Some of them. I look up words from all over the globe. De rigueur, for instance. And perennial. Accommodate. Interrupt took me a while to figure. Canceling vs. cancelling. A lot of double with single consonant words.
I also see a lot of misspelled words as a teacher. A lot. It takes its toll...
I also see a lot of misspelled words as a teacher. A lot. It takes its toll...

What classes do you teach?
I teach 8th grade English. As it's one year before high school, we don't specialize so much as teach it all -- grammar, vocabulary, writing, reading, speaking, listening, and yes, ethics and manners.

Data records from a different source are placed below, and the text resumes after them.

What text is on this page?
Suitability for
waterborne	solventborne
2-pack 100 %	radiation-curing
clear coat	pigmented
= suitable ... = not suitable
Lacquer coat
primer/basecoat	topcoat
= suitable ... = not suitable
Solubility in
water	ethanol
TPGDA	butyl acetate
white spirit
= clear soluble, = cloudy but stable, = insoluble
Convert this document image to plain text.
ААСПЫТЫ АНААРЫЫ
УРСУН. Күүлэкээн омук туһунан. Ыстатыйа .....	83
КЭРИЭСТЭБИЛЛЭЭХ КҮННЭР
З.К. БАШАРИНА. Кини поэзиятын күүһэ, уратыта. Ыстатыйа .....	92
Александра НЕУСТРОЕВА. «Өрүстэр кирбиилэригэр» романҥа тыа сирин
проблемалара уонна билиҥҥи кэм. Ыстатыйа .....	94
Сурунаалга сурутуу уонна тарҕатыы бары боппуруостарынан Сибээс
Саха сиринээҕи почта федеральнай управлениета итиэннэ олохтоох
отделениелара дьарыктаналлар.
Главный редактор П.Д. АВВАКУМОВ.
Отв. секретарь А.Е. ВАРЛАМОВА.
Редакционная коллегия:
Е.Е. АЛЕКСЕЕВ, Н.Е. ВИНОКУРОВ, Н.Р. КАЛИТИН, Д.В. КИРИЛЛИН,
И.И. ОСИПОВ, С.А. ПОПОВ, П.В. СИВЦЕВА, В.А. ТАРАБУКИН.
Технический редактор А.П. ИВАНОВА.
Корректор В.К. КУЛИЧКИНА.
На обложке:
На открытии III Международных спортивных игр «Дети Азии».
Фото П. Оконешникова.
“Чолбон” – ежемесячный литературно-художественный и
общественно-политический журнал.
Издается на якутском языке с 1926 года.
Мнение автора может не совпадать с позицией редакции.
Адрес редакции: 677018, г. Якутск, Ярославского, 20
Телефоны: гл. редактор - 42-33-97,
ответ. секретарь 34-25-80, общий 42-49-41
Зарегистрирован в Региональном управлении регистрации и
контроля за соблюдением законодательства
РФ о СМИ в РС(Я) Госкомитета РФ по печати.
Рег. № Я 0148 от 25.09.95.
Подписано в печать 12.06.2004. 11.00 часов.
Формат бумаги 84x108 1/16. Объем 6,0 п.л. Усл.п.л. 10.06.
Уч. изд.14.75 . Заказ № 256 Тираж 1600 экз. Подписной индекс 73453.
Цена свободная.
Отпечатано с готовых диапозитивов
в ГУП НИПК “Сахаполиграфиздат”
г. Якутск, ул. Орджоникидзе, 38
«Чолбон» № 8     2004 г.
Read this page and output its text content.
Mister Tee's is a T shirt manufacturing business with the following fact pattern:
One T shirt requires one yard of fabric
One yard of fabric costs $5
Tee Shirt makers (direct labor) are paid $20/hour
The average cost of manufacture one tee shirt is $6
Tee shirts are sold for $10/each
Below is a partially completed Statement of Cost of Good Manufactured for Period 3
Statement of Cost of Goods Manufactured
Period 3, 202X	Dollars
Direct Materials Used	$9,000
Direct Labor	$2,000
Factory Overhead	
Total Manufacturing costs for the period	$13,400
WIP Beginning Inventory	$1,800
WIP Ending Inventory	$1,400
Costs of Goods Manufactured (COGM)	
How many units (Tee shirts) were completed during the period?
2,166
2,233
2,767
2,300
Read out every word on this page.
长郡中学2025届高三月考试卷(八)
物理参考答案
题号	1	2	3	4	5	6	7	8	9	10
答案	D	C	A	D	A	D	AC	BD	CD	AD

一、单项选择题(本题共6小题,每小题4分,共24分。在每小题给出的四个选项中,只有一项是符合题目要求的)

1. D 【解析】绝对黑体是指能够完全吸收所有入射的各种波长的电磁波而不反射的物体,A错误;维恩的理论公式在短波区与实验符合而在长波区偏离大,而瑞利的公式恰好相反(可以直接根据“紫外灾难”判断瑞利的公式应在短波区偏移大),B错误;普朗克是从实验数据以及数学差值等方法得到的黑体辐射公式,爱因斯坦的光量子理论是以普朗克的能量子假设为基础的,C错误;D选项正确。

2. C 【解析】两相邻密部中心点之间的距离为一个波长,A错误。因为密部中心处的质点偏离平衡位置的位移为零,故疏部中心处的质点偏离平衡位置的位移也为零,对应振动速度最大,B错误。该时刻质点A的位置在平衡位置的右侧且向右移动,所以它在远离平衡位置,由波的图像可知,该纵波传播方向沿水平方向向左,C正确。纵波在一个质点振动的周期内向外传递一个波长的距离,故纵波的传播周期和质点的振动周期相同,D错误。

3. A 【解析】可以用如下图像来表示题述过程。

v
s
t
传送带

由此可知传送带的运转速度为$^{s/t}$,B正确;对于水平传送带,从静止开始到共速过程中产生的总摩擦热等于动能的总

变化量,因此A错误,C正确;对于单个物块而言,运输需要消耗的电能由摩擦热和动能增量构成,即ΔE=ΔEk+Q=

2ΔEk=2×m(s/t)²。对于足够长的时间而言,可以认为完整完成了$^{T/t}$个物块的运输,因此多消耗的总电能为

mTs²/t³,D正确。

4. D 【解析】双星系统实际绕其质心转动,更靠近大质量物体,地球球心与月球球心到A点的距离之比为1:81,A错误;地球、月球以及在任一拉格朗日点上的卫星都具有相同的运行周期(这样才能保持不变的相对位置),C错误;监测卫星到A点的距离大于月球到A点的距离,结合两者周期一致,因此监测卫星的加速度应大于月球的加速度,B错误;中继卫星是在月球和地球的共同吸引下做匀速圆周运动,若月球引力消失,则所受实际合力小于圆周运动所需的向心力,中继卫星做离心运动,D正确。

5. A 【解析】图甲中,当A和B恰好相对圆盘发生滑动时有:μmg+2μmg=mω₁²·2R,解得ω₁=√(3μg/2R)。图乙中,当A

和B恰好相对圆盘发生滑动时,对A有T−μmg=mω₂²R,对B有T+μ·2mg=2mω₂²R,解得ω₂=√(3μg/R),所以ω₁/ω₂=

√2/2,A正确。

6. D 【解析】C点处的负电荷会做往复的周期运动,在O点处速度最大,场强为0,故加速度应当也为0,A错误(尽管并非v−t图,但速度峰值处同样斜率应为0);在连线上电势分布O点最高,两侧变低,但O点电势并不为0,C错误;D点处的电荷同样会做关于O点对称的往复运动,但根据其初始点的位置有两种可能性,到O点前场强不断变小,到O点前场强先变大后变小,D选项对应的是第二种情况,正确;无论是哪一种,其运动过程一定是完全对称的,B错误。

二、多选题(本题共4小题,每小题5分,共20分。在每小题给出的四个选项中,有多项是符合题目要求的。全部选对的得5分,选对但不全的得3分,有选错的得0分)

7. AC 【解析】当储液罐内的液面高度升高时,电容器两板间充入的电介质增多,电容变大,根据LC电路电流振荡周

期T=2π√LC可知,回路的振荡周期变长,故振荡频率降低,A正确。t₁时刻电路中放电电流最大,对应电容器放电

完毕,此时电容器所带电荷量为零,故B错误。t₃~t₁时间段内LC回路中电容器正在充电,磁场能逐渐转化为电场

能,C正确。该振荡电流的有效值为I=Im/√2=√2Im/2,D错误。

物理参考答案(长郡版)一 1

I teach from first graders to adults, but the educational system is different here.
Poor Deb. Still rehydrating somewhere in the Antipodes.
Catherine, that's quite a one-room schoolhouse, teaching 1st to Last Graders....
Catherine, that's quite a one-room schoolhouse, teaching 1st to Last Graders....
Good one, Dwayne. And just yesterday, I saw a teacher stop mid-write on a whiteboard. He started to write "occasion" when he tripped up on the number of c's vs. s's. Oh, those double and single consonant words. They'll get you every time...

when I was a kid I always got the highest score in spelling.. :)"
I was like that Paulo, but the rest of my school days are best described as troubled:)! I passed my final exams, though!